TV ads are being supported in-store by plentiful displays of English Cox, Conference, which is 100 per cent up year-on-year and Gala, which is for the first time a 42-day import-free zone. Braeburn, once it comes fully on stream, will also have a 100 per cent English run.

“The only way to block English all together was to go 100 per cent on Gala and Conference and this is the first year we have had the volume available to achieve that for a prolonged spell,” says Gibson. “We had three 100 per cent English lines last year and that has doubled in 2005.”

Sainsbury’s is going to great lengths to ensure that this campaign is characterised by consistent in-store displays and product knowledge. Merchandising teams visited each of the 428 stores in the JS chain on September 28-29 to implement the English block planogram and to put up the supporting point-of-sale material. On the same days, in a new cross-merchandising initiative, Cox polybag dollies were placed in a display adjacent to an aisle end of Taste the Difference sausages, to encourage shoppers to Try Something New Today and cook the recipe being knocked up by Jamie Oliver in the latest TV ad. The polybags were also on display in secondary space, on a “Produce Top 4” aisle-end alongside polybags of English Conference pears, as part of a two for £2 offer.
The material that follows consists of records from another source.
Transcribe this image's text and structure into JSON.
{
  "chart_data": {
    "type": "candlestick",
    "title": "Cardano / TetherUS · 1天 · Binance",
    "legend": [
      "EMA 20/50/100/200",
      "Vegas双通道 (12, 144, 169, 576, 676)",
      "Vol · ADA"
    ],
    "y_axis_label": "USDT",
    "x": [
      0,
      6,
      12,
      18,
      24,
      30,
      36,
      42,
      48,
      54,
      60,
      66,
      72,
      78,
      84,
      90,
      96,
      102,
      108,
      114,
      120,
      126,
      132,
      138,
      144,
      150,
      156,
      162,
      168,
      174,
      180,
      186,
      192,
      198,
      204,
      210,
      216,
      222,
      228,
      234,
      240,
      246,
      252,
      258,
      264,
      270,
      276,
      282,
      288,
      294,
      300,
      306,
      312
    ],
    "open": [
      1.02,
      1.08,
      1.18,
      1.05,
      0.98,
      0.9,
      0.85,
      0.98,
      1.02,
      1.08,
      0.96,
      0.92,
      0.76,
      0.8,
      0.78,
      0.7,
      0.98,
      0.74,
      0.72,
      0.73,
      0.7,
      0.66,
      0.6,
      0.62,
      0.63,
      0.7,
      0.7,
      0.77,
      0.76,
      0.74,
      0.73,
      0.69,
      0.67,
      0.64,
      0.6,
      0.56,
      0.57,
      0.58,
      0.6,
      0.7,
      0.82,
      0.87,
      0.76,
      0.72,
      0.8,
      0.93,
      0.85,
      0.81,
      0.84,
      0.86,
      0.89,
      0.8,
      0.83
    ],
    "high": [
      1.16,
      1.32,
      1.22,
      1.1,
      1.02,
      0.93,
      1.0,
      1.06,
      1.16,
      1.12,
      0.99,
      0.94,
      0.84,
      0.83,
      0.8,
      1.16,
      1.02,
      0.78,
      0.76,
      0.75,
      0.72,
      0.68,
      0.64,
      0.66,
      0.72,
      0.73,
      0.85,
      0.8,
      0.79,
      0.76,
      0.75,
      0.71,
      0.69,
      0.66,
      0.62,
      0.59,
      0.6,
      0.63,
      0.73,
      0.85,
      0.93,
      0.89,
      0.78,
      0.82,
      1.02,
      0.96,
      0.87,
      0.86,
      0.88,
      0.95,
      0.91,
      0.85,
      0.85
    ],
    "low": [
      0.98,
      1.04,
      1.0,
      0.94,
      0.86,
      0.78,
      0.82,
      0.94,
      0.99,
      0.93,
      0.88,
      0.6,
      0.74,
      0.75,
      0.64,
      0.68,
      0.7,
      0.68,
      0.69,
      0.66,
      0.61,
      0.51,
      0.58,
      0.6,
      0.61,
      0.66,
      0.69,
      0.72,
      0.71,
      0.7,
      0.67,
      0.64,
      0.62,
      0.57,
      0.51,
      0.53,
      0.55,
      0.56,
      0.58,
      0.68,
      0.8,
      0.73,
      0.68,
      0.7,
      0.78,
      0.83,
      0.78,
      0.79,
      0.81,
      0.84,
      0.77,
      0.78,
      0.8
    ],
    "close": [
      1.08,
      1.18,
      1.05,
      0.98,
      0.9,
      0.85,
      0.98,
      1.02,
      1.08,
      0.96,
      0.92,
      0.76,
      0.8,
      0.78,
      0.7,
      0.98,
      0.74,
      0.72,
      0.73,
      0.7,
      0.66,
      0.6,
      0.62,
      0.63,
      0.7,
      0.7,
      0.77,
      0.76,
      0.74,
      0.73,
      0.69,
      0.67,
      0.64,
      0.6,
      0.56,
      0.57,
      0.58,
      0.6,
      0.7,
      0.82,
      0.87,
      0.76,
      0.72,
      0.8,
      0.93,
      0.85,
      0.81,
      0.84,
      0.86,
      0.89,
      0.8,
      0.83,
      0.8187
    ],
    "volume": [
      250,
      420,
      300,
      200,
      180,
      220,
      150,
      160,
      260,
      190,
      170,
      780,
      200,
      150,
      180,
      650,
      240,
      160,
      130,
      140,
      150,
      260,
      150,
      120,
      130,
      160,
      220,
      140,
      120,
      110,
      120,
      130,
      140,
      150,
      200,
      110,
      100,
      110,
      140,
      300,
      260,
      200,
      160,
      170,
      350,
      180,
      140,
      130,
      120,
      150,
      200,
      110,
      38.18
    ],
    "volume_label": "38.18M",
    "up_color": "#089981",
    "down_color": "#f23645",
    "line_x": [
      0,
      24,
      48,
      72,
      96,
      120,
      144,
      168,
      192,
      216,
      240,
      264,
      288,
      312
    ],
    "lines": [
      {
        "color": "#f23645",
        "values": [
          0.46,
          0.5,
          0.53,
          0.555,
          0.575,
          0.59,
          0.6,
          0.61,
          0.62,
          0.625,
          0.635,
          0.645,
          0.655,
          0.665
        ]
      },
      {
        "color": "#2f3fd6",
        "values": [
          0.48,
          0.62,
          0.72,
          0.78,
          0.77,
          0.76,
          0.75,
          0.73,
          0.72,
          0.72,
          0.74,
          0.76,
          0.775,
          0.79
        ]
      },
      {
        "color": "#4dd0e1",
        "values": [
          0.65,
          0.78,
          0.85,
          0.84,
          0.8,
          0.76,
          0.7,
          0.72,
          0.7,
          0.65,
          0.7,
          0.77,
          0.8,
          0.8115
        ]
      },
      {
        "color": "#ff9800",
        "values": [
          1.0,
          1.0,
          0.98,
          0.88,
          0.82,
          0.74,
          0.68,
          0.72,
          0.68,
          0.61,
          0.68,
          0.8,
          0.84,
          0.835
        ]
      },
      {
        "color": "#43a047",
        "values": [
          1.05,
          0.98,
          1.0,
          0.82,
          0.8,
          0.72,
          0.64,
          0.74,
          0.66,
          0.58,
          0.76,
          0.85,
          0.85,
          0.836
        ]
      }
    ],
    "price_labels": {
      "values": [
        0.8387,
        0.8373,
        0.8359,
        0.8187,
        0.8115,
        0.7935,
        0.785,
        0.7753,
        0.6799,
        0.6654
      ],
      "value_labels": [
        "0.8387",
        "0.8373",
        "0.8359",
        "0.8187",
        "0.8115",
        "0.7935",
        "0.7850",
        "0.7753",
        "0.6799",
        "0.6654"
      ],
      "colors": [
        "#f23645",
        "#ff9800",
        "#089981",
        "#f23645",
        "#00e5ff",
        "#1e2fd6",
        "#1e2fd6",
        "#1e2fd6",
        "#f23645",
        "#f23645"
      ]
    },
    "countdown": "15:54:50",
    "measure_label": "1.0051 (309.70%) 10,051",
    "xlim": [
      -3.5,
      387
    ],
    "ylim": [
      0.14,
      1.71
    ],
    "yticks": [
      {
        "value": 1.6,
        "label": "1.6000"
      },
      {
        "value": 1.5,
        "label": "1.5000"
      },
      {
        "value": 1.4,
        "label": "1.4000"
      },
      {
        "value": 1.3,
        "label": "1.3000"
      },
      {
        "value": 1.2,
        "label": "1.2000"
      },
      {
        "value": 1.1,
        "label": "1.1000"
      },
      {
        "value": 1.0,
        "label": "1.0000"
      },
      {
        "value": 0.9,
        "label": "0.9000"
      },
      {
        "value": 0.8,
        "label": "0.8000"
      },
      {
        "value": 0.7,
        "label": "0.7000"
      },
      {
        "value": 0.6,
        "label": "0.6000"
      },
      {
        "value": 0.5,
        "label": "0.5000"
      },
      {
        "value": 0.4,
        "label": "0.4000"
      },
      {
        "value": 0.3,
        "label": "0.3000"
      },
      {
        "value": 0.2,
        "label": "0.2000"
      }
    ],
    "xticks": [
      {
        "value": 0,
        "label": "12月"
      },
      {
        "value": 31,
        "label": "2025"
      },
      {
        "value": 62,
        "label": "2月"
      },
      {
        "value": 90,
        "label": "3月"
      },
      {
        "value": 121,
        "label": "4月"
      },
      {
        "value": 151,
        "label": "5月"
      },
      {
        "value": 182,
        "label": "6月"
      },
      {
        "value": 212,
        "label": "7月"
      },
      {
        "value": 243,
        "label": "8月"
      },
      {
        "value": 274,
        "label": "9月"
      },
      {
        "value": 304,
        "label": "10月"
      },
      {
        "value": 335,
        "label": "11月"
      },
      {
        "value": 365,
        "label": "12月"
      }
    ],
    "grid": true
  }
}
The generic planogram was designed around an average Sainsbury’s store size, but produce managers were instructed to increase the shelf-space given to English top fruit where they had capacity. Individuals and teams have been made responsible and accountable for each aspect of the merchandising activity and after two and four weeks, every one of the stores will be revisited, compliance checked and any missing or damaged pos replaced.

The merchandising teams will offer support to store managers throughout the run. And the ‘six-week period’ should perhaps be prefixed with “at least”, because the situation will be re-assessed at the end of the predetermined time frame. Whatever the decision in mid-November, Gibson has committed to maintain a strong English presence, alongside imported fruit, until March next year.

“We’re seeing a revolution in the English apple industry,” says Gibson. “We have plenty of fruit and it is of extremely high quality, and added to that, in-store compliance has been very good.”

Sainsbury’s has aimed a tongue-in-cheek “Non merci” at French apples, but the long-term goal involves growth of the whole category. “We feel that if we can get behind English at the beginning of the season, we can build some real momentum for the entire category. This helps every source, but we hope that customers who buy into the English range continue to buy English throughout the season,” adds Gibson.